Islas y avenidas

Subió al taxi después de rechazar la invitación de aquel extraño a pasar la noche en su casa, el mismo que le abrió la puerta no tanto como un gesto amable, sino aceptando la derrota ante su insistente rechazo. Cuando se sentó en el mullido asiento, aún estaba impregnada del olor de otra oferta más sutil, pero mas significativa. Al cerrar la puerta dejó en el oscuro tumulto al extraño con la mano extendida mirándola para no olvidar el victorioso cansancio que adornaba su cara, y  murmurando un ojalá te vuelva a ver a plena luz del día en medio de Gran Vía, cuando creas en mis intenciones y te repita que eres la chica más bonita que he visto por los alrededores. Ella le dejó de mirar sabiendo que no debía subestimar las intenciones de un extraño, si de quien no se fiaba era de si misma. En el instante que susurraba indecisa su destino se vio repentinamente transportada a la paz de una isla  llena de suaves melodías y olores de atardecer, y abrochó embriagada el cinturón de su estrenada inseguridad a los ojos que la observaban desde el reflejo de las olas que tocaban tímidamente sus pies.
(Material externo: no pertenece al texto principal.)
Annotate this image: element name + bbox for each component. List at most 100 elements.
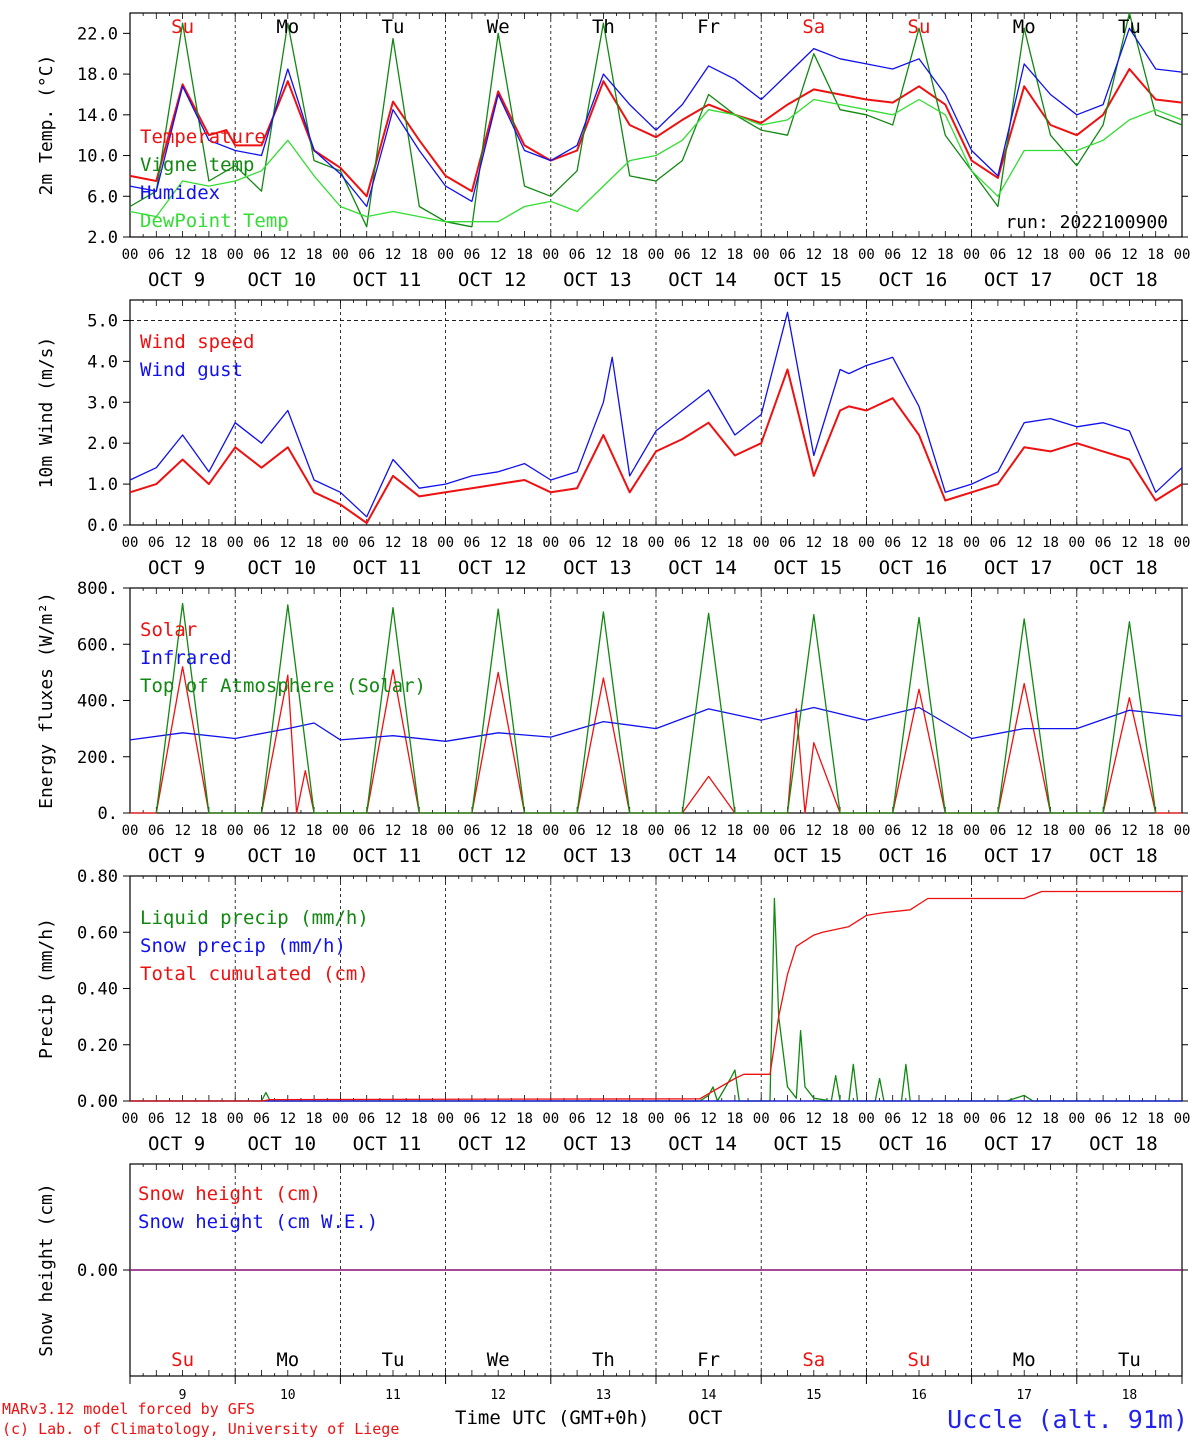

Se relajó y durante 19 minutos sólo quiso disfrutar de ese momento, dejarse conmover por algo pasajero y guardar el recuerdo idealizado de las emociones maduras que no se han corrompido porque no les ha dado tiempo a caducar. Antes de bajarse me dio unos billetes aún mojados en mar, y cuando quise buscarla de nuevo en el asiento de atrás, solo encontré una caracola y la silueta de su cuerpo dibujada por la sal.